The Annekes settled in Milwaukee in March 1850 and soon became active in political and cultural affairs. She restarted the publication of her Deutsche Frauenzeitung, a "Central Organ of the Organizations for the Improvement of the Position of Women," in March 1852 and continued the publication after the family moved to Newark, New Jersey. It had up to two thousand subscribers. Anneke published translations of articles by the leading American suffragists and also reprinted parts of her own works. Poor health and family responsibilities forced her to stop its publication in 1855. Three years later the family moved back to Milwaukee. From 1860 to 1865 Mathilde Anneke lived in Switzerland, working for American and German newspapers, while her husband fought in the Civil War. She returned to Milwaukee with Cäcilie Kapp, the daughter of a prominent educator. Together they founded a boarding and day school especially for girls—the Töchter-Institut—which closed after Anneke's death on 25 November 1884.

Mathilde Anneke was an outspoken freethinker, opponent of slavery, and supporter of radical democratic movements.

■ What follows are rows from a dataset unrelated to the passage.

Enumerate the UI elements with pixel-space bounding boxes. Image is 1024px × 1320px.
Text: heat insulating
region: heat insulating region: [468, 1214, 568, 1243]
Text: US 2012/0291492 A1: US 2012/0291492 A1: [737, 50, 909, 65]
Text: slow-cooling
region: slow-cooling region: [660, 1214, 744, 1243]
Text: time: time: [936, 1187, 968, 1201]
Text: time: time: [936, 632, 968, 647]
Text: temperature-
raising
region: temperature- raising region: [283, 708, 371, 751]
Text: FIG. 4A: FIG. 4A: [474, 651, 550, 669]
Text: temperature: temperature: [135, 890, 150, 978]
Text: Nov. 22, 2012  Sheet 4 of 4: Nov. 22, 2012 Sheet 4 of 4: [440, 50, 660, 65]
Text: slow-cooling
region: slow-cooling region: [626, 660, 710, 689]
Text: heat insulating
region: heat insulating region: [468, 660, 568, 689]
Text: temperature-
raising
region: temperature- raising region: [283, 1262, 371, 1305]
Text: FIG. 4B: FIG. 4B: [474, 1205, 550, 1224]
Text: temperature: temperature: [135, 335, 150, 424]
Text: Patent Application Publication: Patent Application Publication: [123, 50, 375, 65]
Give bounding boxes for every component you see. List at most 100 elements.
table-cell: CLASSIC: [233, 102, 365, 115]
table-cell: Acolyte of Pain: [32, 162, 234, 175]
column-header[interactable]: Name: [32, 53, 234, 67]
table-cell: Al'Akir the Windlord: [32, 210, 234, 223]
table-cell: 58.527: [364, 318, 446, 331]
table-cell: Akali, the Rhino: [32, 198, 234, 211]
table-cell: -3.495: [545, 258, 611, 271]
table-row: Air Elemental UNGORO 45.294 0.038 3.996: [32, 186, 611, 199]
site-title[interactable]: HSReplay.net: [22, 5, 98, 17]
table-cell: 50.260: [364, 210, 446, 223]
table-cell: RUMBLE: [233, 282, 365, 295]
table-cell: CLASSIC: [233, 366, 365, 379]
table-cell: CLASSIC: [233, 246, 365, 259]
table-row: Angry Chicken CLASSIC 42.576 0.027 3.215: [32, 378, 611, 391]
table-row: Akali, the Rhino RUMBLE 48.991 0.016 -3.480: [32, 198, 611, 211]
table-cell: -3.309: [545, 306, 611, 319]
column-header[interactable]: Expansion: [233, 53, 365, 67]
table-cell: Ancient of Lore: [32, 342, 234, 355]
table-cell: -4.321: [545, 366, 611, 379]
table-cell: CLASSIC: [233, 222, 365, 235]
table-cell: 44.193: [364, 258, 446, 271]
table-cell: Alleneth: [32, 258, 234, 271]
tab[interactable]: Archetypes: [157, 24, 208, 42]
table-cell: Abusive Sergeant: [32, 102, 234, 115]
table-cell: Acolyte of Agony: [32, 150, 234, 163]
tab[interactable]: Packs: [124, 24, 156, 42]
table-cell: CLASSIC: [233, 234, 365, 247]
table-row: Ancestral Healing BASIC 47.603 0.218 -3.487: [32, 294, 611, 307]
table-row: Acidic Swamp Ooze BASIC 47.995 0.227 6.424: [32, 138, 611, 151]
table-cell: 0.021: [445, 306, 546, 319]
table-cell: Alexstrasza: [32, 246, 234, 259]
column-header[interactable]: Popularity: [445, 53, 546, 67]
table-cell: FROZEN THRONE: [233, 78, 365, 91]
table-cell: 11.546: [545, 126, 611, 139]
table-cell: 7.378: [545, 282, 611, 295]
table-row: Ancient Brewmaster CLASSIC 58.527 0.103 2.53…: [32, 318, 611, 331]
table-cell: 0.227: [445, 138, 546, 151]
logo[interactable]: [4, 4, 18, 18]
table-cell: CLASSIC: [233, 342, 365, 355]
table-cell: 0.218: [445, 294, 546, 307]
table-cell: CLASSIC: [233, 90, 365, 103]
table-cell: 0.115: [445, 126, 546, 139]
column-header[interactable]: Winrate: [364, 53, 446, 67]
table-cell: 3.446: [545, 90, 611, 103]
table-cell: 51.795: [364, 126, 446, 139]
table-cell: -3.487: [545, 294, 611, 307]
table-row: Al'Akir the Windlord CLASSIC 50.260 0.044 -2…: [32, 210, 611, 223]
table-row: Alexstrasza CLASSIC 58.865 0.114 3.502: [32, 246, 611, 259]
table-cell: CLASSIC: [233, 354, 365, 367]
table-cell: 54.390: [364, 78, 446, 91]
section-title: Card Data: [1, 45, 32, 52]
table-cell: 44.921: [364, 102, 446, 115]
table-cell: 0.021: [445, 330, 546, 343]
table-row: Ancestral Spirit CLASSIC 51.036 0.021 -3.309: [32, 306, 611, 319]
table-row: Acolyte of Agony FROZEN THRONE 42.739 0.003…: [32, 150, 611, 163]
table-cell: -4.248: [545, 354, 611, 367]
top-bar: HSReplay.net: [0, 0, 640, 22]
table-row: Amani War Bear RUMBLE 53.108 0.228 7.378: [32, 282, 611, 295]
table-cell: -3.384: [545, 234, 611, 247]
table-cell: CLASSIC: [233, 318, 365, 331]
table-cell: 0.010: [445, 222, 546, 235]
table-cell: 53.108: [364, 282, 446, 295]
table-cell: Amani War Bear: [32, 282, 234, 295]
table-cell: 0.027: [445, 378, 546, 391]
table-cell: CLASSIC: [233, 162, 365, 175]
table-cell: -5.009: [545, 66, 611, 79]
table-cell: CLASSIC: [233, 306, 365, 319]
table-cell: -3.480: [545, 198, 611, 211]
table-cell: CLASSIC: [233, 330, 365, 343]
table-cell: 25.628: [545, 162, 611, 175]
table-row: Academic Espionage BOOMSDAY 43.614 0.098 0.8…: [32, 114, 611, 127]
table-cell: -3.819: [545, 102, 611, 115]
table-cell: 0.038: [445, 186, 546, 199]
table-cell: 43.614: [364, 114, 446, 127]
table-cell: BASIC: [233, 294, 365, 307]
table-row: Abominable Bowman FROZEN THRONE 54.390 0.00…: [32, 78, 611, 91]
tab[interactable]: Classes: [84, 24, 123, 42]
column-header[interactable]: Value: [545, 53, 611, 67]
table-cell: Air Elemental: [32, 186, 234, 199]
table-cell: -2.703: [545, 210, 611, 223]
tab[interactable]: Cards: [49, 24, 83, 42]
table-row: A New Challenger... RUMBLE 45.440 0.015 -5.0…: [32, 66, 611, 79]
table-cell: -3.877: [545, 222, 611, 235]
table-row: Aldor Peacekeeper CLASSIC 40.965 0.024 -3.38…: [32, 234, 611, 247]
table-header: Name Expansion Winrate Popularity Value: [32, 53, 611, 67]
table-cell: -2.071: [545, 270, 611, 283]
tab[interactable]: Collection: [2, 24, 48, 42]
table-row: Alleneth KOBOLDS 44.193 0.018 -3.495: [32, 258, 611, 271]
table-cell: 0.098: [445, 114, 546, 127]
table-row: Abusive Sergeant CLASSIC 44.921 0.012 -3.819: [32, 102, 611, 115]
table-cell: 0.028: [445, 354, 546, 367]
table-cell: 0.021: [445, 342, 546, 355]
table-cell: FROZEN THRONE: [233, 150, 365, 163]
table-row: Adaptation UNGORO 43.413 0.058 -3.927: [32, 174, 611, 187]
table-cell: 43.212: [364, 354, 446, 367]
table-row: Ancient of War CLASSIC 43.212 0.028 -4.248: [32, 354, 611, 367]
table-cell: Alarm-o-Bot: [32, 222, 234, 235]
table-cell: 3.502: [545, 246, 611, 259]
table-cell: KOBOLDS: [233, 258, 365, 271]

While living in New Jersey she joined the American suffrage movement, gave speeches in many cities in the Northeast and Midwest, and became friends with Susan B. Anthony, Elizabeth Cady Stanton, and other suffrage leaders. When the movement split in 1869, Anneke sided with Anthony, Stanton, and others who formed the National Woman Suffrage Association. Never being fluent in English somewhat limited her activities, but as vice-president for the Wisconsin Woman Suffrage Association she was an important adviser to the national leadership and became one of the best-known speakers of the movement.

Her feminism, based on the ideas of the German Enlightenment and on idealism, was radically democratic and antireligious; she fought both temperance and nativism. For her the liberation of women was part of a much larger struggle for democracy, equality, and social justice. In 1930 the League of Women Voters honored Mathilde-Franziska Anneke along with seventy other women—among them Anthony, Stanton, and Jane Addams—as a pioneer of women's rights activism in the United States.

See alsoFeminism; Suffragism.

bibliography

Brancaforte, Charlotte Lang. Mathilde Franziska Anneke: An Essay on Her Life. Milwaukee, 1998.

Bus, Annette. "Mathilde Anneke and the Suffrage Movement." In The German Forty-Eighters in the United States, edited by Charlotte L. Brancaforte, 79–92. New York, 1989.

Wagner, Maria. Mathilde Franziska Anneke in Selbstzeugnissen und Dokumenten. Frankfurt, 1980. Includes long excerpts of letters, articles, and other documents.